Ultimately, leaders navigating this issue should “seek spiritual guidance” and “treat individuals and their families with love and respect,” the handbook emphasizes, while also ensuring that “the church’s doctrine on gender is not undermined or misunderstood.”
‘Dehumanizing and degrading’
Laurie Lee Hall said she hadn’t been to church in some time but grew emotional when she thought of the impact these new policies could have on those she knows within the trans community, including young people, who continue to make the church their spiritual home.
“It’s dehumanizing and degrading to have to have a chaperone clear a restroom before you can use it,” she said, explaining that few Latter-day Saint meetinghouses have unisex restrooms — a fact she gleaned during her years designing the buildings.
Hall, author of the forthcoming “Dictates of Conscience: From Mormon High Priest to My New Life as a Woman,” also pointed out that preventing transgender members from working with children and youth puts them in a category with sex offenders.
Taken together, the policies “contribute to fears that their presence is a danger to others” while giving into “right-wing fearmongering,” said Taylor Petrey, a Latter-day Saint historian of gender in the church. “None of these have anything to do with church teachings about priesthood, temple or long-standing customs of gender-specific classes.”
Just as “devastating” as the policies themselves was the language used to frame them, argued Kate Mower, a nonbinary scholar of gender who attends church in Utah, California and Romania. The handbook repeatedly uses the phrase “biological sex assigned at birth,” Mower said, in a way that undermines the framing for many in the LGBTQ community of sex as a legal rather than a biological distinction.
Moreover, the document “doesn’t even take nonbinary people into consideration,” contributing, Mower said, to a sense that “we don’t exist.”
Policy changes: garments, sealings and more
Transgender issues were not the only hot-button topic to receive additional attention in the updated handbook. After a rash of internet debate driven largely by women around the wearing of the sacred undergarment donned by faithful Latter-day Saint adults, the church has added new language granting a pass to members with medical conditions or medical devices “that may make it difficult” to wear their garments.
“Members should seek the guidance of the Spirit in such situations,” the update instructs. “In some cases, it may be best to lay the garment aside temporarily and wear it again when conditions allow. When a member cannot wear the garment because of a medical condition or device, his or her religious status is not affected.”
Meanwhile, going forward Young Women will be responsible, under the guidance of the bishopric, for organizing the youth of their congregations to welcome visitors as they enter the chapel. It marks perhaps the first time these young female members have been given a formal role for Sunday services.

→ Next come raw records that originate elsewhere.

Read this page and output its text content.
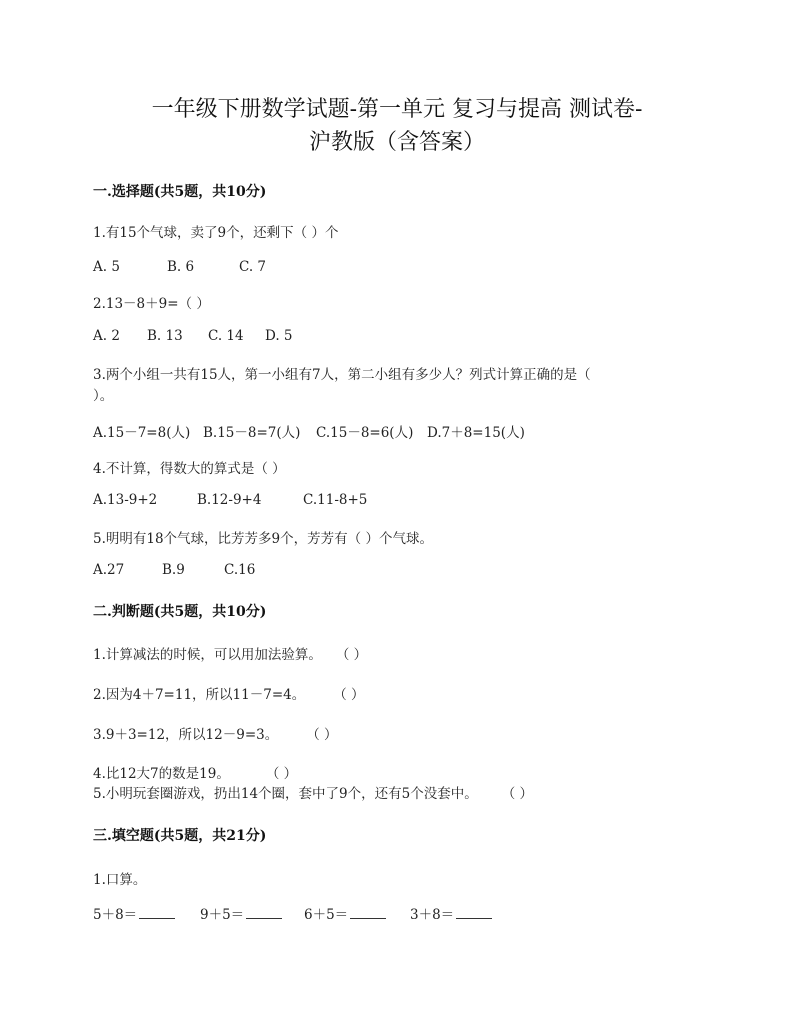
一年级下册数学试题-第一单元 复习与提高 测试卷-
沪教版（含答案）
一.选择题(共5题，共10分)
1.有15个气球，卖了9个，还剩下（ ）个
A. 5	B. 6	C. 7
2.13－8＋9=（ ）
A. 2 B. 13 C. 14 D. 5
3.两个小组一共有15人，第一小组有7人，第二小组有多少人？列式计算正确的是（
）。
A.15－7=8(人) B.15－8=7(人) C.15－8=6(人) D.7＋8=15(人)
4.不计算，得数大的算式是（ ）
A.13-9+2	B.12-9+4	C.11-8+5
5.明明有18个气球，比芳芳多9个，芳芳有（ ）个气球。
A.27	B.9	C.16
二.判断题(共5题，共10分)
1.计算减法的时候，可以用加法验算。 （ ）
2.因为4＋7=11，所以11－7=4。 （ ）
3.9＋3=12，所以12－9=3。 （ ）
4.比12大7的数是19。	（ ）
5.小明玩套圈游戏，扔出14个圈，套中了9个，还有5个没套中。 （ ）
三.填空题(共5题，共21分)
1.口算。
5＋8＝	9＋5＝	6＋5＝	3＋8＝
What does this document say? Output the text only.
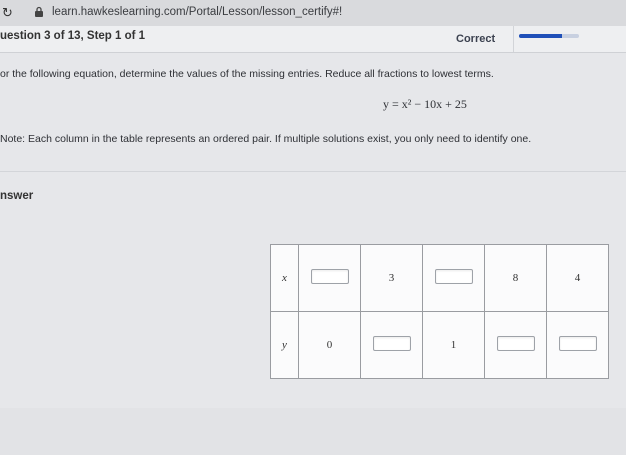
↻	learn.hawkeslearning.com/Portal/Lesson/lesson_certify#!
uestion 3 of 13, Step 1 of 1	Correct
or the following equation, determine the values of the missing entries. Reduce all fractions to lowest terms.
y = x² − 10x + 25
Note: Each column in the table represents an ordered pair. If multiple solutions exist, you only need to identify one.
nswer
x		3		8	4
y	0		1		
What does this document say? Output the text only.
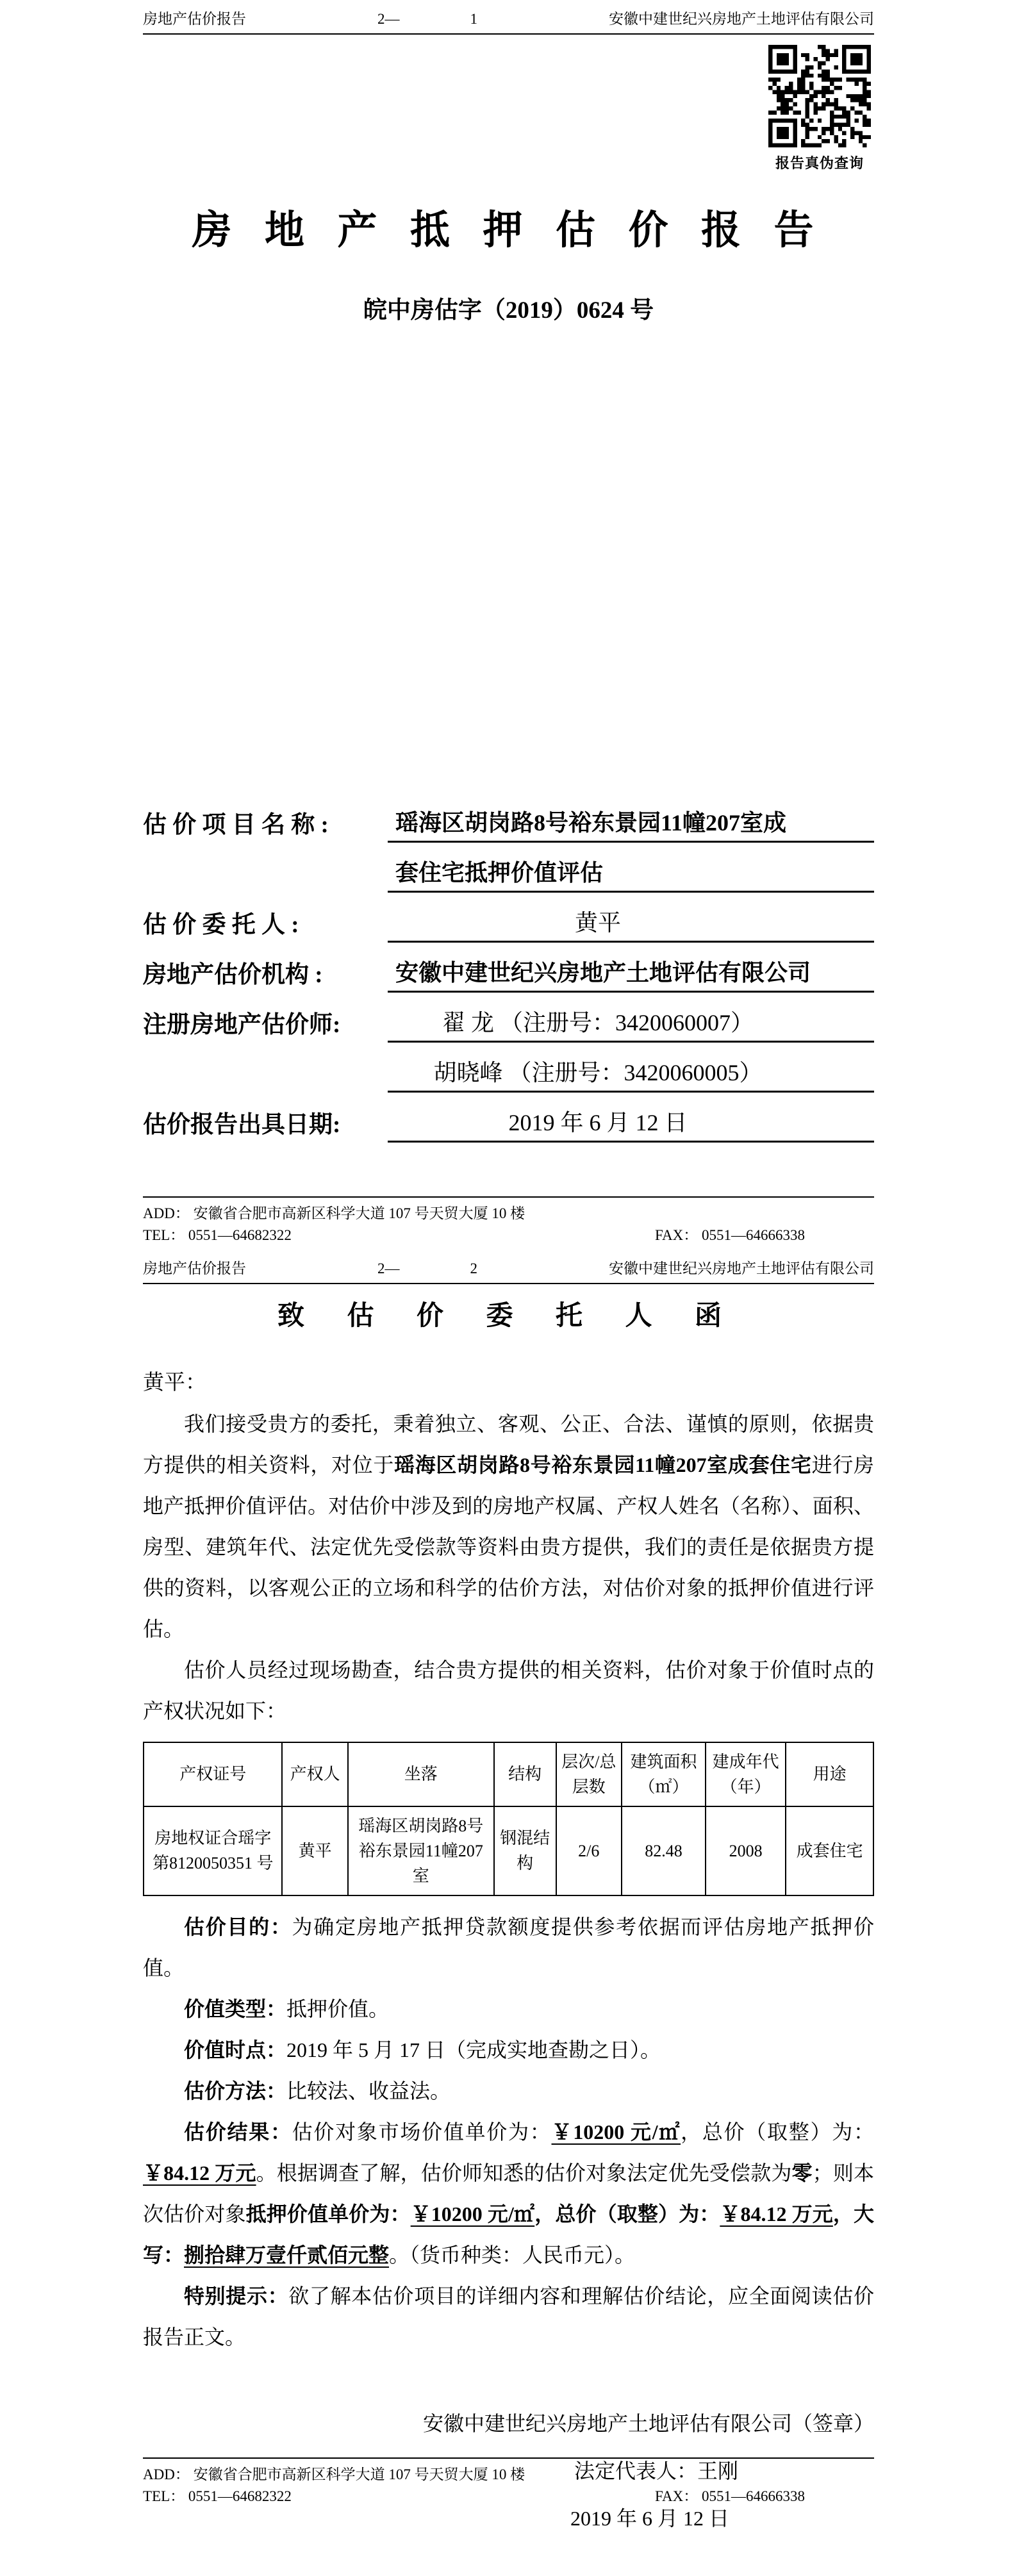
房地产估价报告	2—	1	安徽中建世纪兴房地产土地评估有限公司
报告真伪查询
房 地 产 抵 押 估 价 报 告
皖中房估字（2019）0624 号
估 价 项 目 名 称 :	瑶海区胡岗路8号裕东景园11幢207室成
套住宅抵押价值评估
估 价 委 托 人 :	黄平
房地产估价机构 :	安徽中建世纪兴房地产土地评估有限公司
注册房地产估价师:	翟 龙 （注册号：3420060007）
胡晓峰 （注册号：3420060005）
估价报告出具日期:	2019 年 6 月 12 日
ADD： 安徽省合肥市高新区科学大道 107 号天贸大厦 10 楼
TEL： 0551—64682322	FAX： 0551—64666338
房地产估价报告	2—	2	安徽中建世纪兴房地产土地评估有限公司
致 估 价 委 托 人 函

黄平：

我们接受贵方的委托，秉着独立、客观、公正、合法、谨慎的原则，依据贵方提供的相关资料，对位于瑶海区胡岗路8号裕东景园11幢207室成套住宅进行房地产抵押价值评估。对估价中涉及到的房地产权属、产权人姓名（名称）、面积、房型、建筑年代、法定优先受偿款等资料由贵方提供，我们的责任是依据贵方提供的资料，以客观公正的立场和科学的估价方法，对估价对象的抵押价值进行评估。

估价人员经过现场勘查，结合贵方提供的相关资料，估价对象于价值时点的产权状况如下：

产权证号	产权人	坐落	结构	层次/总层数	建筑面积（㎡）	建成年代（年）	用途
房地权证合瑶字第8120050351 号	黄平	瑶海区胡岗路8号裕东景园11幢207室	钢混结构	2/6	82.48	2008	成套住宅

估价目的：为确定房地产抵押贷款额度提供参考依据而评估房地产抵押价值。

价值类型：抵押价值。

价值时点：2019 年 5 月 17 日（完成实地查勘之日）。

估价方法：比较法、收益法。

估价结果：估价对象市场价值单价为：￥10200 元/㎡，总价（取整）为：￥84.12 万元。根据调查了解，估价师知悉的估价对象法定优先受偿款为零；则本次估价对象抵押价值单价为：￥10200 元/㎡，总价（取整）为：￥84.12 万元，大写：捌拾肆万壹仟贰佰元整。（货币种类：人民币元）。

特别提示：欲了解本估价项目的详细内容和理解估价结论，应全面阅读估价报告正文。

安徽中建世纪兴房地产土地评估有限公司（签章）
法定代表人：王刚
2019 年 6 月 12 日
ADD： 安徽省合肥市高新区科学大道 107 号天贸大厦 10 楼
TEL： 0551—64682322	FAX： 0551—64666338
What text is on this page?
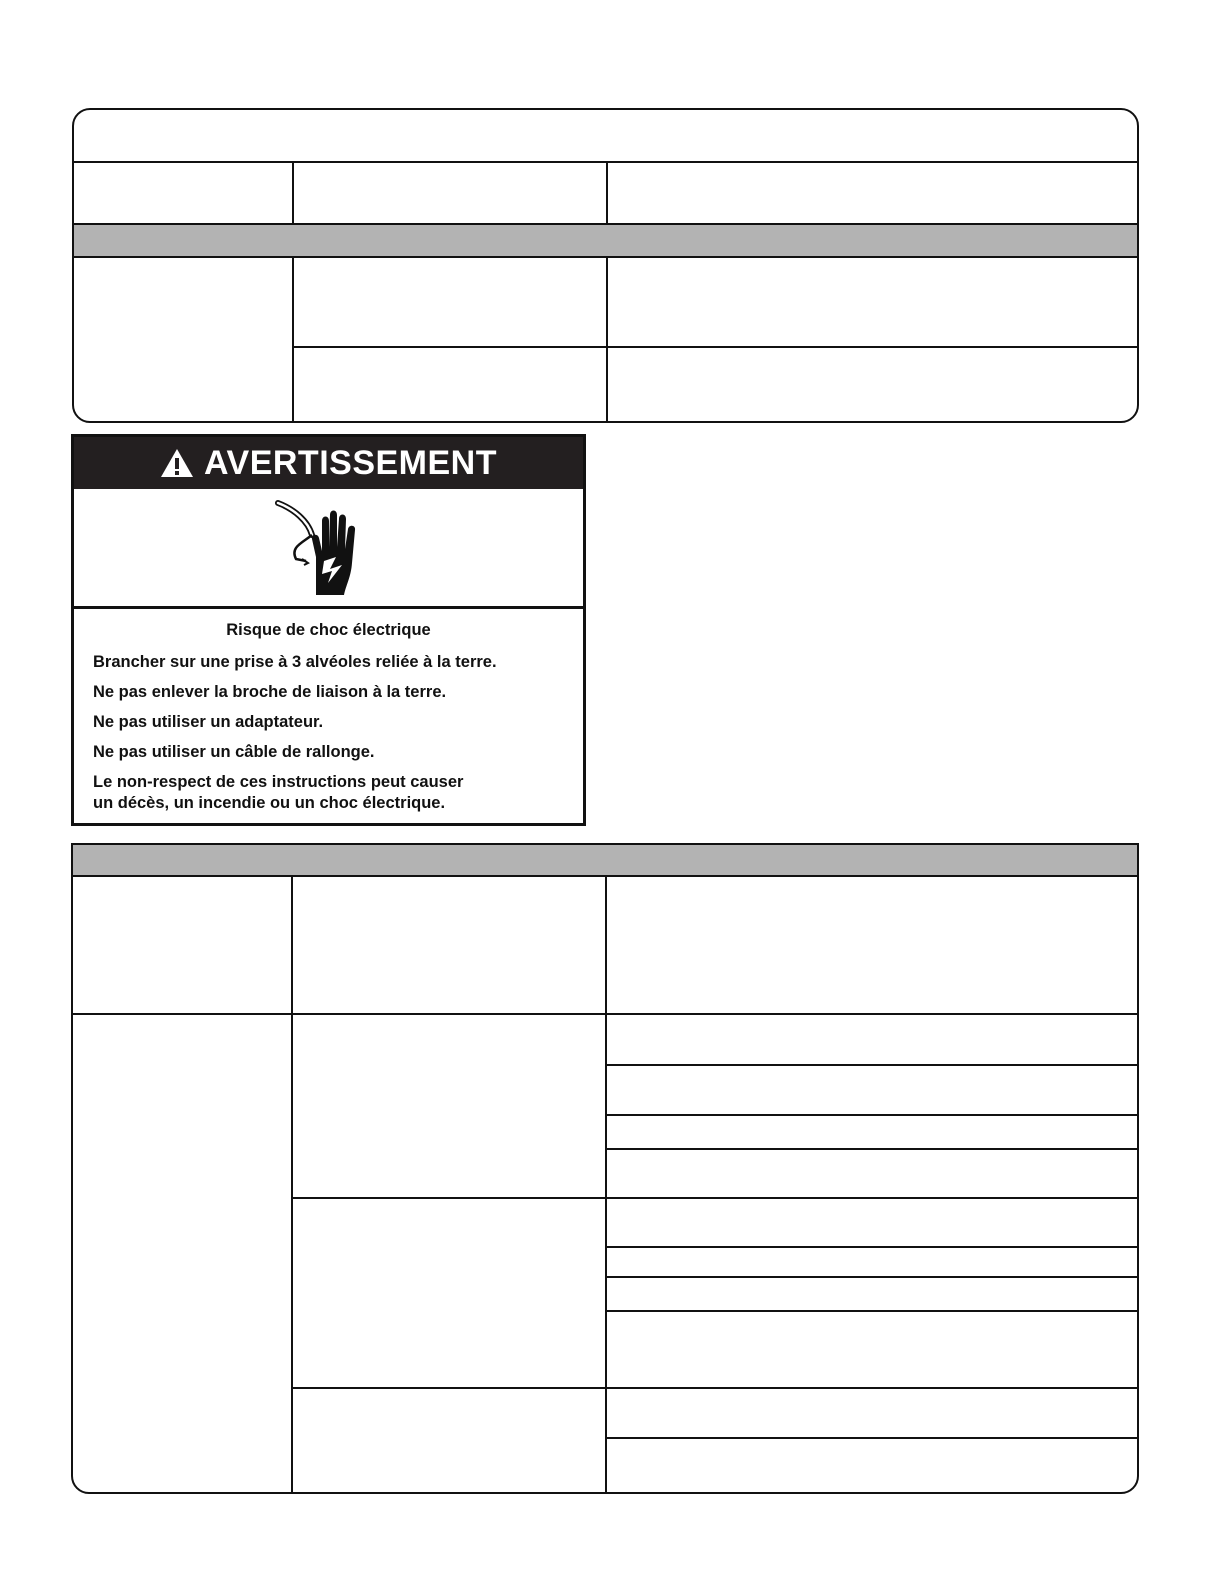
AVERTISSEMENT
Risque de choc électrique
Brancher sur une prise à 3 alvéoles reliée à la terre.
Ne pas enlever la broche de liaison à la terre.
Ne pas utiliser un adaptateur.
Ne pas utiliser un câble de rallonge.
Le non-respect de ces instructions peut causer
un décès, un incendie ou un choc électrique.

Other changes include codifying guidance given in 2024 for congregations to limit Christmas and Easter services to sacrament meeting only.
Amy Watkins Jensen, Latter-day Saint advocate for greater female inclusion in congregations, applauded the shift giving Young Women a “visible and consistent role” in sacrament meeting, as well as stewardship over their male peers.
“Which is something,” she said, “we don’t often see.”
Neylan McBaine, author of “Women at Church: Magnifying LDS Women’s Local Impact,” echoed the sentiment, while noting the change did not extend to serving the sacrament, or Communion, itself.
“I understand it is likely an effort to respond to boys blessing and passing the sacrament,” she said, “but I would probably rather girls just be included as passers.”
Finally, the newest edition of the handbook adds language to the section relating to sealings, or the faith’s marriage ritual, explaining that no person will be obligated to remain in a relationship with another person “throughout eternity against his or her will.